I am looking for a closed-form formula for the approximation of an inverse Sinc as $$y=\frac{\pi x}{sin(\pi x)}$$ for x between -0.85 and 0.85, with 1% accuracy.
My first inclination is to do a polynomial curve-fit but wanted to check if anyone already had the solution or a better approach?
I am ultimately using this to approximate X as a function of Y for: $$K Sinc(X)=Sinc(Y)$$
As JeanMarie suggested in his answer, Pade approximants are probably the most interesting approach.

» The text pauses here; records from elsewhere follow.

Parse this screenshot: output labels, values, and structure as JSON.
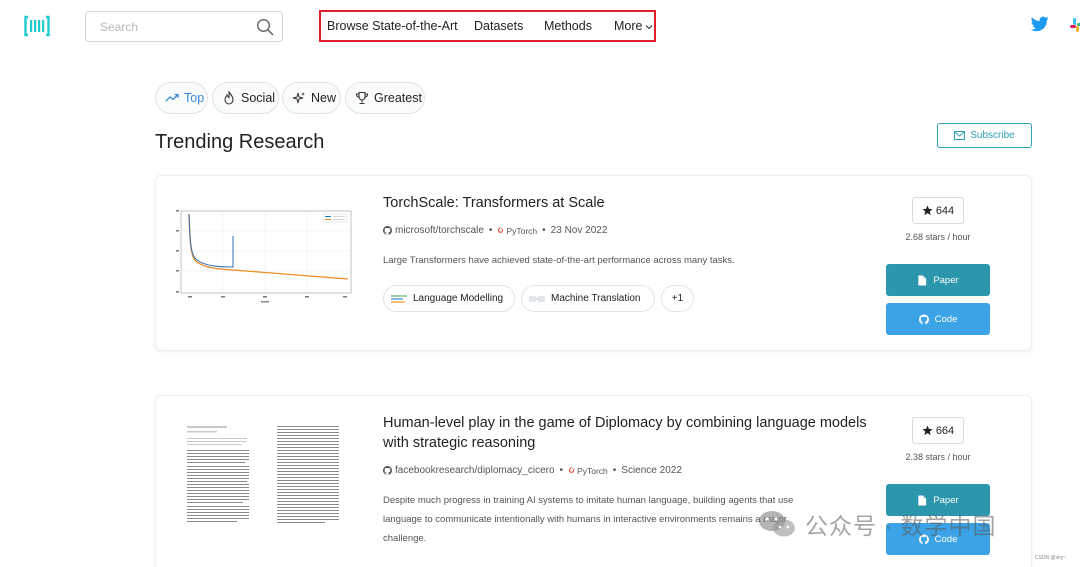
{
  "search": {
    "placeholder": "Search"
  },
  "nav": {
    "items": [
      "Browse State-of-the-Art",
      "Datasets",
      "Methods",
      "More"
    ],
    "highlight_color": "#e3202a"
  },
  "tabs": [
    {
      "label": "Top",
      "icon": "trending-up-icon",
      "active": true
    },
    {
      "label": "Social",
      "icon": "flame-icon",
      "active": false
    },
    {
      "label": "New",
      "icon": "sparkle-icon",
      "active": false
    },
    {
      "label": "Greatest",
      "icon": "trophy-icon",
      "active": false
    }
  ],
  "heading": "Trending Research",
  "subscribe_label": "Subscribe",
  "papers": [
    {
      "title": "TorchScale: Transformers at Scale",
      "repo": "microsoft/torchscale",
      "framework": "PyTorch",
      "date": "23 Nov 2022",
      "abstract": "Large Transformers have achieved state-of-the-art performance across many tasks.",
      "tasks": [
        "Language Modelling",
        "Machine Translation"
      ],
      "extra_tasks": "+1",
      "stars": "644",
      "rate": "2.68 stars / hour",
      "paper_label": "Paper",
      "code_label": "Code"
    },
    {
      "title_line1": "Human-level play in the game of Diplomacy by combining language models",
      "title_line2": "with strategic reasoning",
      "repo": "facebookresearch/diplomacy_cicero",
      "framework": "PyTorch",
      "date": "Science 2022",
      "abstract_line1": "Despite much progress in training AI systems to imitate human language, building agents that use",
      "abstract_line2": "language to communicate intentionally with humans in interactive environments remains a major",
      "abstract_line3": "challenge.",
      "stars": "664",
      "rate": "2.38 stars / hour",
      "paper_label": "Paper",
      "code_label": "Code"
    }
  ],
  "watermark": "公众号 · 数学中国",
  "credit": "CSDN @shy~",
  "colors": {
    "accent_teal": "#2b96ac",
    "accent_blue": "#3ba3e6",
    "active_tab": "#3a8bd6"
  }
}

A simple and rather accurate one would be $$\dfrac{\pi x}{\sin(\pi x)}=\frac{1+\frac{13 \pi ^2 }{396}x^2+\frac{5 \pi ^4 }{11088}x^4} { 1-\frac{53 \pi ^2 }{396}x^2+\frac{551 \pi ^4}{166320} x^4}$$ which shows a maximum error at the upper bound $0.85$ (the approximated value being $\approx 5.87170$ for an exact value $\approx 5.88196$.

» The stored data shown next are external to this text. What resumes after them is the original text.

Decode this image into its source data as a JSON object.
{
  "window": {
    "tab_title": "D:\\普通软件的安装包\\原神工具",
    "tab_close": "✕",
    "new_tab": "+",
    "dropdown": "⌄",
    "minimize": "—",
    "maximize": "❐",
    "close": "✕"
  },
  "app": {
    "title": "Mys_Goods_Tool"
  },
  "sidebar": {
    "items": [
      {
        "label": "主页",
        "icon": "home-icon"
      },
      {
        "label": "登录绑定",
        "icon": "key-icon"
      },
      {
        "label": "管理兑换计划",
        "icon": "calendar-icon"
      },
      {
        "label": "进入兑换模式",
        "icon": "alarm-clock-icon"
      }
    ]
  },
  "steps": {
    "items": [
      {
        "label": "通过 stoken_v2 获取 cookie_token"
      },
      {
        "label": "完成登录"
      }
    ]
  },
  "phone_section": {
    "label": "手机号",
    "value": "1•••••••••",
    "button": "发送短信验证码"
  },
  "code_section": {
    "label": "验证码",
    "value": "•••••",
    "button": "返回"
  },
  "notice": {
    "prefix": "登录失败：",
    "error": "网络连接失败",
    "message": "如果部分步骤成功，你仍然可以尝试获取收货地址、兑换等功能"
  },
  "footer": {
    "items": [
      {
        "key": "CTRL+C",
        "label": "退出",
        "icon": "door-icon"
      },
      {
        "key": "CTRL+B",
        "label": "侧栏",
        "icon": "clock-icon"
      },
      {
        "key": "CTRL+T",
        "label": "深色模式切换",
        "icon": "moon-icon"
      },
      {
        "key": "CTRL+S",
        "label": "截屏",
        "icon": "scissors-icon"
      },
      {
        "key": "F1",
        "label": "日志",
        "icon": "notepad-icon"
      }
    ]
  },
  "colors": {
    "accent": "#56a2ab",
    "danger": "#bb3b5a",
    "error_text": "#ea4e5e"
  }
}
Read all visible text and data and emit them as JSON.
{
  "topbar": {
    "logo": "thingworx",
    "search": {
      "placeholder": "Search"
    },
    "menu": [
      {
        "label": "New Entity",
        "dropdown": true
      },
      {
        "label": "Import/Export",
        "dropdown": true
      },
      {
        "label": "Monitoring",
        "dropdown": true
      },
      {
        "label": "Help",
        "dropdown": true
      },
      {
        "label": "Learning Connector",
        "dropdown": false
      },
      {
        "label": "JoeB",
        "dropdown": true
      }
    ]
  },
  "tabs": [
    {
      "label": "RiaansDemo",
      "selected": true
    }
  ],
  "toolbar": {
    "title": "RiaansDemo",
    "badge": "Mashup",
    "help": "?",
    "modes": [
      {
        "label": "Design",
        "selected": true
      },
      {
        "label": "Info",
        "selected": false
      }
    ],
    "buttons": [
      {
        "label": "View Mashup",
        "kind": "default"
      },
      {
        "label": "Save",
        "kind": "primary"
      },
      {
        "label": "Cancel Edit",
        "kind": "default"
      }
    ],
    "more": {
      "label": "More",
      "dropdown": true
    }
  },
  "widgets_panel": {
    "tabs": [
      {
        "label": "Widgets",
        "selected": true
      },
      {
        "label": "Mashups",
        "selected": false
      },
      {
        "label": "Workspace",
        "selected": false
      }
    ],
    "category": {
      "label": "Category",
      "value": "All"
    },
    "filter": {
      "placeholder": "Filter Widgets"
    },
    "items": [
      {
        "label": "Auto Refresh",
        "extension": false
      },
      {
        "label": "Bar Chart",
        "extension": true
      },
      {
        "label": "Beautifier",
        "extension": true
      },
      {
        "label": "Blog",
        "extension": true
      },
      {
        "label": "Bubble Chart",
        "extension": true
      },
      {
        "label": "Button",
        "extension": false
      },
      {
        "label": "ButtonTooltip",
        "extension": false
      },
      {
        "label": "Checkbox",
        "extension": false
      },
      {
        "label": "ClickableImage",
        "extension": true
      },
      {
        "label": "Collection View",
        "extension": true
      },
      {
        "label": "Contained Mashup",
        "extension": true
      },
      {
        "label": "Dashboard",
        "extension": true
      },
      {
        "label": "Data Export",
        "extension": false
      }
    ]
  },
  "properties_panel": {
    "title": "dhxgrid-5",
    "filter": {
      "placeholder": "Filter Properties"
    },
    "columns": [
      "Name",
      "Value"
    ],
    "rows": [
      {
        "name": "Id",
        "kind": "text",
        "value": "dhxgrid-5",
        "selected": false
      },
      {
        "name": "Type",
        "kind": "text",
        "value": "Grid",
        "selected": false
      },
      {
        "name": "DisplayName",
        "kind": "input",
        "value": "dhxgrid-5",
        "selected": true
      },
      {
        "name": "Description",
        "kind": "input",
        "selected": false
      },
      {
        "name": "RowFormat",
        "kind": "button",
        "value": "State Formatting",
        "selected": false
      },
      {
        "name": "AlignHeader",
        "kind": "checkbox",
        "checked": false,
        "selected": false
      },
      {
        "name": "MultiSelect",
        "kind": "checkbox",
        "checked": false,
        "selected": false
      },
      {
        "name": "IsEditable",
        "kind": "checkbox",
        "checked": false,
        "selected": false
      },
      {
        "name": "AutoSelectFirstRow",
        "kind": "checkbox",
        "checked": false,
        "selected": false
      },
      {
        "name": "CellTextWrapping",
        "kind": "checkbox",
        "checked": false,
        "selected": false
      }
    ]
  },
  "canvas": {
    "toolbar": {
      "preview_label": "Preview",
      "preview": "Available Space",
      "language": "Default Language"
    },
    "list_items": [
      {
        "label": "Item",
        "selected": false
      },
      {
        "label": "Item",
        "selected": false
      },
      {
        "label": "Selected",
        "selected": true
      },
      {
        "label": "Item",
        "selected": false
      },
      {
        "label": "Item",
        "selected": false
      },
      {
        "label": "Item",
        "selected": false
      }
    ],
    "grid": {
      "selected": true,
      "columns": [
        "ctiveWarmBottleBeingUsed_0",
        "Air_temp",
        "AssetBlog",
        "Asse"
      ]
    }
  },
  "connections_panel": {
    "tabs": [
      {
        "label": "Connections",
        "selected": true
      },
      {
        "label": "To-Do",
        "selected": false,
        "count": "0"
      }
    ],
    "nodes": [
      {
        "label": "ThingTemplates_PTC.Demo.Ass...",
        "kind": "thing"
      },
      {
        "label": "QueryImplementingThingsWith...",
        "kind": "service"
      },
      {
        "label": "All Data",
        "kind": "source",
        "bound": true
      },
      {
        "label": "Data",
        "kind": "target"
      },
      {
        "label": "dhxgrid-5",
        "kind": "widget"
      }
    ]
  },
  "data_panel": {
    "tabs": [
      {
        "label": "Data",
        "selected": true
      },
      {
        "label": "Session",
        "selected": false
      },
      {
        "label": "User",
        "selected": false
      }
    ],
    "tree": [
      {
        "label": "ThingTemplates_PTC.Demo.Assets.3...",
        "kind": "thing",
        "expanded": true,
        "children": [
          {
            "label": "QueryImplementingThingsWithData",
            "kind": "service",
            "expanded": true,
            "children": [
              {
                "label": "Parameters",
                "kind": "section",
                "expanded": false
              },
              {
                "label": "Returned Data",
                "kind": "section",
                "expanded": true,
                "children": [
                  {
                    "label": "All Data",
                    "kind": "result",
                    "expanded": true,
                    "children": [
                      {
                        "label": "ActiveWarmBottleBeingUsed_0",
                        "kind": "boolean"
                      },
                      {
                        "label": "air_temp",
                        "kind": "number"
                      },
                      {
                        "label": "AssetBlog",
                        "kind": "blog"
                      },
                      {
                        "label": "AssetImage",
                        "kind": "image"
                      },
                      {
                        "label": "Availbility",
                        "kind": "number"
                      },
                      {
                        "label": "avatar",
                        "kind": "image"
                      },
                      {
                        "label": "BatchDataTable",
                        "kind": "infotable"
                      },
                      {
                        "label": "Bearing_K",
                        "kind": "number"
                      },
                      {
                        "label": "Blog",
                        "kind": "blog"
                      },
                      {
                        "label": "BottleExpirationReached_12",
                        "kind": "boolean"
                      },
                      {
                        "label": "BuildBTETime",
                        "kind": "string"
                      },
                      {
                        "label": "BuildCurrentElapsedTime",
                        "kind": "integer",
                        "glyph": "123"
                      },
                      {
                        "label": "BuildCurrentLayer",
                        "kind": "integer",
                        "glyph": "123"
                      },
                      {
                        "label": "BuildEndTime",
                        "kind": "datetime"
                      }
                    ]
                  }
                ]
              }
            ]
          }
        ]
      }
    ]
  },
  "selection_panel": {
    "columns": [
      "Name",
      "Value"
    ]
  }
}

Using it, if you need sot solve for $x$ equation $$K \text{sinc}(x)=\text{sinc}(y)$$ you will need to solve $$K \frac{ 1-\frac{53 }{396}x^2+\frac{551 }{166320} x^4}{1+\frac{13 }{396}x^2+\frac{5 }{11088}x^4} =\text{sinc}(y)$$ which is just a quadratic equation in $x^2$.

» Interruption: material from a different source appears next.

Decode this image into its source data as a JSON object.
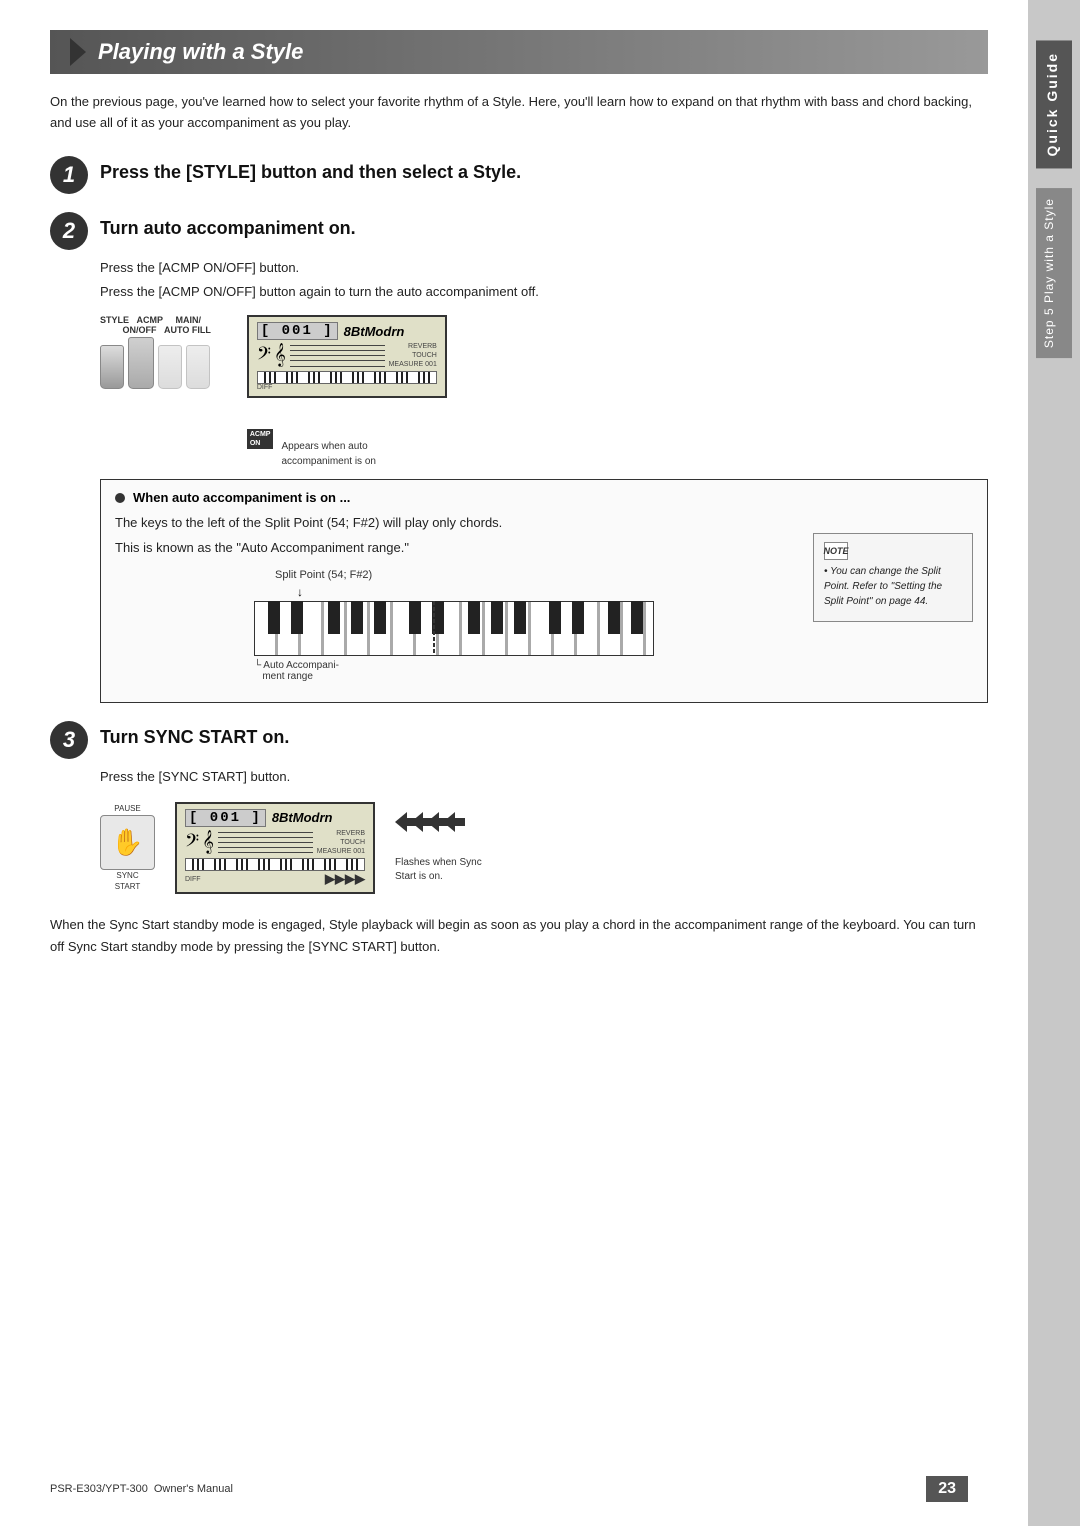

Defining $a=\frac{\text{sinc}(y)} K$, the solutions will then be $$x^2=\frac{6 \left(\pm\sqrt{35} \sqrt{-3985 a^2+130862 a+25583}-455 a-1855\right)}{75 a-551}$$
For illustration purposes, let us use $y=\frac 12$ and $K=3$. This will give as possible positive solutions $x=2.31087$ and $x=6.34097$ while the exact solution would be $x=2.31069$.
Edit
You may be intested by comparing Taylor expansions $$\text{sinc}(x)=1-\frac{x^2}{6}+\frac{x^4}{120}-\frac{x^6}{5040}+\frac{x^8}{362880}-\frac{x^{10}}{3 9916800}+O\left(x^{12}\right)$$ $$\frac{ 1-\frac{53 }{396}x^2+\frac{551 }{166320} x^4}{1+\frac{13 }{396}x^2+\frac{5 }{11088}x^4}=1-\frac{x^2}{6}+\frac{x^4}{120}-\frac{x^6}{5040}+\frac{x^8}{362880}-\frac{x^{10}}{1 005903360}+O\left(x^{12}\right)$$
If you are concerned by the range $0 \leq x \leq 0.85 \pi$, a curve fit would give $$\text{sinc}(x)=\frac{ 1-0.132083 x^2+0.00311873 x^4}{1+0.0345805 x^2+0.000554186 x^4}$$ for a maximum error lower than $10^{-5}$ everywhere.